A bit of everything?

The Australians were hit by a perfect storm of several factors, each multiplying the effect of the others that together created a manic 11 overs that devastated their Ashes dreams.

The ball swung and seamed enough to trouble the batsmen. The bowlers – Broad in particular – used the conditions very skilfully, and allowed the batsmen little respite. The Aussies didn’t cope with the moving ball particularly well and didn’t have a lot of luck when it came to playing and missing. A pitch with good pace and bounce ensured the edges carried and early wickets meant a packed slip cordon. The chances went to hand and the fielders caught exceptionally well. 38 for 7. Ashes gone.

3RD ASHES TEST ANALYSIS

After ending the Lord’s Test with a batting collapse, England inflicted one of their own on the opening day of the third Test. Conditions were rather different at a damp Edgbaston to those which Australia prospered in at Lord’s and James Anderson duly delivered a seam bowling masterclass.

The Lancastrian’s 6/47 helped bowl out Australia for 136 inside 37 overs, a collapse which saw the tourists’ starting win probability of 31.9% reduce to 11.7% at the change of innings. Anderson’s lateral movement proved too difficult for Australia to deal with, but their shot selection played a major part in their slump.

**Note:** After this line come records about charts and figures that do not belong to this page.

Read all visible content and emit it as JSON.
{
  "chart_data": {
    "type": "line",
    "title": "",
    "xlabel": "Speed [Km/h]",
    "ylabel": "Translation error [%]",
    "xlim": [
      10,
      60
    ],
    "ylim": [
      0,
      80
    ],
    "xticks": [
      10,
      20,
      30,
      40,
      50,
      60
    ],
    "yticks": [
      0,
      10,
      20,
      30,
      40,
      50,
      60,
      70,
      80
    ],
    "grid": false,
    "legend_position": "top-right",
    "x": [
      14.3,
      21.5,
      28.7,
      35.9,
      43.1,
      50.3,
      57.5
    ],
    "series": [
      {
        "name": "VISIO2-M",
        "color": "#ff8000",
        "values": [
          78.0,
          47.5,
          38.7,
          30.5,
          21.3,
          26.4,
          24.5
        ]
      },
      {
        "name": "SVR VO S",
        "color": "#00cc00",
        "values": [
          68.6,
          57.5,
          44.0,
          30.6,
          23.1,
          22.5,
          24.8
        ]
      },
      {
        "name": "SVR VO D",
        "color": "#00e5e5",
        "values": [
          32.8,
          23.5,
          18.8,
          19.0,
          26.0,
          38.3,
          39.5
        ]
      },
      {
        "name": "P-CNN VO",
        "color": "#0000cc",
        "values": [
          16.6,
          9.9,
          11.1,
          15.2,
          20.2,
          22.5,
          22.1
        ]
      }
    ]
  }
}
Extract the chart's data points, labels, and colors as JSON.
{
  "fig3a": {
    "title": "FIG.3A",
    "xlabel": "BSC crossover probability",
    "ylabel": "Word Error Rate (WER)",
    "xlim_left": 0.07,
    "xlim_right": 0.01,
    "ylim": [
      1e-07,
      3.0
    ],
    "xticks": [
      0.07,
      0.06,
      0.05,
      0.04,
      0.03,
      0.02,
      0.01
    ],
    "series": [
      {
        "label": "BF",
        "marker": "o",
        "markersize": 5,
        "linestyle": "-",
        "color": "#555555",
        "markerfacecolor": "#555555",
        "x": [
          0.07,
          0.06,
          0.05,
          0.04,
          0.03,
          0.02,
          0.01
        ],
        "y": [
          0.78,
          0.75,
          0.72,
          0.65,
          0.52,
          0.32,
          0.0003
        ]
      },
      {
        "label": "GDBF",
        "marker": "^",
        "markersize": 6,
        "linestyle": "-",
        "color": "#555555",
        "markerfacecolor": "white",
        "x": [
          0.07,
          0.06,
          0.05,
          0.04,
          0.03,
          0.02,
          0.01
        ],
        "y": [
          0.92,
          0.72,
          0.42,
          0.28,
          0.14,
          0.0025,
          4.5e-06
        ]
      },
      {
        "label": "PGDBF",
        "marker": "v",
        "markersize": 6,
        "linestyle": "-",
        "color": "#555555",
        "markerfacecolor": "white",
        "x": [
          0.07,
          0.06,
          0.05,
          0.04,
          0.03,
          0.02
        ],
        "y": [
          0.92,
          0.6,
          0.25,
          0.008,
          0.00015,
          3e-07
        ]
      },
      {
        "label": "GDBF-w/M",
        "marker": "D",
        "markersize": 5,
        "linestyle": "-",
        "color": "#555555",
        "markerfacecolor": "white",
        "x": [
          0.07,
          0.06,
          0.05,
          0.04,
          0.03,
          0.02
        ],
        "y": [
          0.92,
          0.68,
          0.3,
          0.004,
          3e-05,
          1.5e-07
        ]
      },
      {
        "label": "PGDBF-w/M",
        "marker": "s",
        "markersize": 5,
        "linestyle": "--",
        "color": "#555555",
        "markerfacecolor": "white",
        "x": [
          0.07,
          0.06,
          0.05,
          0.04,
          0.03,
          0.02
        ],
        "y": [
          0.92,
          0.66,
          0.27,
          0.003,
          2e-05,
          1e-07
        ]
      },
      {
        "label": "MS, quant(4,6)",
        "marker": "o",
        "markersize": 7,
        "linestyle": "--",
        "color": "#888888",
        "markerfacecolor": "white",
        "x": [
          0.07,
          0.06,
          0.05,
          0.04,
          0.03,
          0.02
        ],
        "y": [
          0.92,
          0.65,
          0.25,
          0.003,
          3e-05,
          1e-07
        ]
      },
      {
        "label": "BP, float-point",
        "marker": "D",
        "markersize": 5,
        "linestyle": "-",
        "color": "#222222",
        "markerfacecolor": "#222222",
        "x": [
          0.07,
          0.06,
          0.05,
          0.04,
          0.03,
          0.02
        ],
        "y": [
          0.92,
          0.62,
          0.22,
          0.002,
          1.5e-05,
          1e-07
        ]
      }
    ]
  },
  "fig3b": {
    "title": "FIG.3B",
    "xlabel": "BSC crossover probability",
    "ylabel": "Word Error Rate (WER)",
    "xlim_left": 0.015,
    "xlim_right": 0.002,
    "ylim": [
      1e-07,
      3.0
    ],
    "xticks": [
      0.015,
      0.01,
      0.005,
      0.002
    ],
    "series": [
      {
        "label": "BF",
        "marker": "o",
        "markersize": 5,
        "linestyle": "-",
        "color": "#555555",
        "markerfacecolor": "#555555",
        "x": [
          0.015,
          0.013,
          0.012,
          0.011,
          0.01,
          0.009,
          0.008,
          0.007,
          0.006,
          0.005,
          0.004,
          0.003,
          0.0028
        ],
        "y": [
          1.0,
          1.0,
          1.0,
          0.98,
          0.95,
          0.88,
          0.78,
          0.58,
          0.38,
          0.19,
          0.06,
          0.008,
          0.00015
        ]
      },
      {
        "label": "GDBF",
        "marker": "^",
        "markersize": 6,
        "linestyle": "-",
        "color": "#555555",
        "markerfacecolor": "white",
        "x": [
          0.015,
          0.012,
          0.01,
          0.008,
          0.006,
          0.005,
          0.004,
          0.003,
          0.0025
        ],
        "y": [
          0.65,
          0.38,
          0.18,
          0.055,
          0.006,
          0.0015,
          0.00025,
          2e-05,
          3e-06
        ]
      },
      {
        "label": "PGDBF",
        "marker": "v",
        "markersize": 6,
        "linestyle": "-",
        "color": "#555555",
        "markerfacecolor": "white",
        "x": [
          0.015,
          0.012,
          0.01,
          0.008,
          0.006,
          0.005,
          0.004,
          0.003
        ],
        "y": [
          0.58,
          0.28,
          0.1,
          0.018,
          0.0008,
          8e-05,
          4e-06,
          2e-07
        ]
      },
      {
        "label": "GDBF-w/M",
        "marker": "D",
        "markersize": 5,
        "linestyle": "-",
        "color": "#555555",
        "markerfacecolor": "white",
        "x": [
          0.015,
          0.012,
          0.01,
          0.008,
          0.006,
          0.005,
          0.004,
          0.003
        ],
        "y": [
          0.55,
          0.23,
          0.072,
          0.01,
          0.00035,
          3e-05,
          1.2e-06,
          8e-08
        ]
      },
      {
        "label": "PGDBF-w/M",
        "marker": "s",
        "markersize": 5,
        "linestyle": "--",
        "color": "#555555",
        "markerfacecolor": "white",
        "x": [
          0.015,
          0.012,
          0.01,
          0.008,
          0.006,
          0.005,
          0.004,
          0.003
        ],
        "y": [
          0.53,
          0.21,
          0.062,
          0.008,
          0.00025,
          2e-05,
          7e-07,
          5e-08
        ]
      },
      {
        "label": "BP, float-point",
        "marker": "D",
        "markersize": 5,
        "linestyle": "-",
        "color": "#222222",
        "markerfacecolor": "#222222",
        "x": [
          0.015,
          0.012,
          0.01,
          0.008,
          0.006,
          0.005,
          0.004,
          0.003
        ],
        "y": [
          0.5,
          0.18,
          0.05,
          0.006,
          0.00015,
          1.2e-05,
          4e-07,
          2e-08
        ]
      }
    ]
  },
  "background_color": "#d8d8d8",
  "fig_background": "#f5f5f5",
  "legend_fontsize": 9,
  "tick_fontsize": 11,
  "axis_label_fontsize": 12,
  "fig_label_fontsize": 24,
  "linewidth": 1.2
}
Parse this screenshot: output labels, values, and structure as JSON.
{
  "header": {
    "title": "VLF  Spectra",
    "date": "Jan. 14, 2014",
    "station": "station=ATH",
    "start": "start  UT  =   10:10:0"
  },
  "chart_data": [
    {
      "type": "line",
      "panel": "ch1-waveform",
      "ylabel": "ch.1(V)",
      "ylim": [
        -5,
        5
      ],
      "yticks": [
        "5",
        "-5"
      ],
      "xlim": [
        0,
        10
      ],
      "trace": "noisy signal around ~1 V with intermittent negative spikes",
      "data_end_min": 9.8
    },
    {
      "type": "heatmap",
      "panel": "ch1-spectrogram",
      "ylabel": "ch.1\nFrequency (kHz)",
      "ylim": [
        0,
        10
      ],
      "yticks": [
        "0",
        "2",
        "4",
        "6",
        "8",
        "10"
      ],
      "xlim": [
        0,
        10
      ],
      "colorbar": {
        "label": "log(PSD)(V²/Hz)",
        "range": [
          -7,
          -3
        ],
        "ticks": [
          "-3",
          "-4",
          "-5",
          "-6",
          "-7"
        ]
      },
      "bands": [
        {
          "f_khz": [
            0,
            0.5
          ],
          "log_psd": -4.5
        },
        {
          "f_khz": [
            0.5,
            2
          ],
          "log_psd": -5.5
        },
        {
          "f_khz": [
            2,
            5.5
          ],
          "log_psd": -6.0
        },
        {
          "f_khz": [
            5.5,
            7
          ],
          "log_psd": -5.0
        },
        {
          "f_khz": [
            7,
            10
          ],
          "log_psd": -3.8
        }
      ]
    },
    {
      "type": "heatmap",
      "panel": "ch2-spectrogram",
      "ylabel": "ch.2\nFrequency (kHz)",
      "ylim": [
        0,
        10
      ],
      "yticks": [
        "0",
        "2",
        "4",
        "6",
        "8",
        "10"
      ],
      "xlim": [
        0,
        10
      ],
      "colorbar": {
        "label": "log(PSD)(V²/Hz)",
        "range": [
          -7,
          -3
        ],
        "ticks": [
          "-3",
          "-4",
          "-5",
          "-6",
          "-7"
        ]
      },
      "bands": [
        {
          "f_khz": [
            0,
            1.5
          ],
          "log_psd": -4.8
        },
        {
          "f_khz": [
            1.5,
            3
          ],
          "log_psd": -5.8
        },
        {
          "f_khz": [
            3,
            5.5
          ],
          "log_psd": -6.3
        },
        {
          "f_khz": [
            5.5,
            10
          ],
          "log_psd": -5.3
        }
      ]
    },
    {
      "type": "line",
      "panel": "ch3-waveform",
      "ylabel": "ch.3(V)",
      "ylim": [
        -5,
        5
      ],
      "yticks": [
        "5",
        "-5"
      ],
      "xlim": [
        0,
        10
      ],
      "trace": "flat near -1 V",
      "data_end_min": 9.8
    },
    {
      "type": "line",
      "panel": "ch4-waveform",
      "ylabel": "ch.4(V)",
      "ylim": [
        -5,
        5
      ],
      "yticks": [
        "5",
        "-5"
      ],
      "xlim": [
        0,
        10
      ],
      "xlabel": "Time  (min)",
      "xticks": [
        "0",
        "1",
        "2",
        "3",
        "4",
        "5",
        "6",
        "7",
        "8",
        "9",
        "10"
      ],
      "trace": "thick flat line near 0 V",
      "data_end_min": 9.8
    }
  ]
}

The analysis of Hawkeye data for each delivery reveals how the Australian top order got caught in two minds when dealing with Anderson’s movement. As well as producing the average wicket probability and run total for each ball based on similar deliveries in the CricViz database, BatViz can analyse the type of shots played (see below table).

Anderson delivered 88 balls in Australia’s first innings. Of these, 10 had an attacking shot percentage between 40% and 49% – based on the similar delivery evaluation, these type of balls are typically attacked somewhere between 40% to 49% of the time.

All four of Anderson’s top order wickets – David Warner, Adam Voges, Mitchell Marsh and Peter Nevill – fell in this range. Warner (playing defensively too late), Voges (withdrawing his bat to leave too late) and Nevill (no shot) paid the price for tentativeness; Marsh (flat-footed drive away from body) ill-advisedly took the attacking option.

BatsmanShot typeDismissalLeave %Attacking %
WarnerDefensiveLBW3.745.3
VogesNo shotCaught31.344.9
MarshDriveCaught38.748.9
NevillNo shotBowled3.441.1

The type of deliveries Warner and Nevill received were clearly ones to play at. BatViz takes into account the speed, line, length and deviation when picking out similar deliveries and these two balls that were on the stumps were left alone just 3.7% and 3.4% of the time respectively.

This highlights the seeds of doubts that Anderson can plant in a batsman’s mind, despite the lack of extreme pace. Warner’s wicket was 82mph, Nevill’s 83.6mph. His day one wicket burst against a confused batting line-up was the crucial factor in England’s victory, a template that was followed emphatically at Trent Bridge by Stuart Broad’s opening salvo.